An agency supporting persons with Down syndrome is filing a petition asking for human beings with the chromosomal condition to be placed on the global endangered species list to increase research and support.

The Canadian Down Syndrome Society is requesting that Down syndrome persons be placed on a global protection list, just like nearly-extinct tigers, rhinos and pandas.

“That is precisely why the Canadian Down Syndrome Society (CDSS) is attempting to draw attention to the plight of people with Down syndrome via a daring new campaign, “Endangered syndrome,” LifeSite news reported. “They have launched a petition calling for those with Down syndrome to be placed on the ‘endangered’ list, noting that that by the standards of the International Union for the Conservation of Nature, the Down syndrome community qualifies.

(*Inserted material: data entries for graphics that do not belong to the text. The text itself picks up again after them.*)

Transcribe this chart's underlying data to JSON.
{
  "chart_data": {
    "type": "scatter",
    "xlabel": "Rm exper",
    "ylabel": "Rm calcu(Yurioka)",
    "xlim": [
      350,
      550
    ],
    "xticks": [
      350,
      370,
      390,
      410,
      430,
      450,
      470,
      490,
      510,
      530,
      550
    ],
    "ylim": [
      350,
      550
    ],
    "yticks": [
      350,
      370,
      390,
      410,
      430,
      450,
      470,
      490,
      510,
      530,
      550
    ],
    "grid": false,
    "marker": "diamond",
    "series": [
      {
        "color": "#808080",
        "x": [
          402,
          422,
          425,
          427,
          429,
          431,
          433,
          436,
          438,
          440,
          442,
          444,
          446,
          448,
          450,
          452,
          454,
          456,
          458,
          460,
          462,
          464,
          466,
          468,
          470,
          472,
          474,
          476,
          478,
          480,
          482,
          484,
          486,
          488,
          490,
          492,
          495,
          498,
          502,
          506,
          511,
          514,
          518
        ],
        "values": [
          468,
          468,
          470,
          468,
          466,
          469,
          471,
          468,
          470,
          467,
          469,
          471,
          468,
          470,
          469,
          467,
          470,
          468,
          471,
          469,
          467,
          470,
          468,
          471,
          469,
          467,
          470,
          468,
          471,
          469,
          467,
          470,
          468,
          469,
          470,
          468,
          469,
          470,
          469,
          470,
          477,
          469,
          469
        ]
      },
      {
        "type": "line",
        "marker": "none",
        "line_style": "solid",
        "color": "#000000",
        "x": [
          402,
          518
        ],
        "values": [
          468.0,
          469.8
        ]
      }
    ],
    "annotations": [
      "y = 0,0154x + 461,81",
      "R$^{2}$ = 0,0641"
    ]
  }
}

CDSS noted that animal welfare organizations get a whopping 90 percent more funding than Down syndrome charities across North America.

“We’re not saying that we are a community of animals at all,” CDSS spokesperson Ben Tarr told CTV. “We’re just trying to put a comparison in the world that says when someone gets put on the endangered species list, they’re given all the support to help that species thrive. And that’s what we want for our kids, for our community, is the ability to thrive. It’s a campaign that’s set around raising awareness; this is a community that doesn’t get a huge amount of attention.”

In many developed nations, the vast majority of babies diagnosed with Down syndrome in utero are aborted, despite them being perfectly compatible with life outside the womb.

In the United States, anywhere between 67 and 90 percent of all babies diagnosed with Down's before birth are terminated before they ever draw their first breath. In the U.K., it’s 90 percent; in France, it’s 77 percent. In Iceland, nearly 100 percent of all children with the anomaly are aborted, even as the country’s pro-abortion activists praise the “eradication” of the condition through the systematic genocide of those who have it.

These rates of early termination are expected by some to rise, even as the life expectancy of people with Down syndrome has risen well into the 60s and 70s.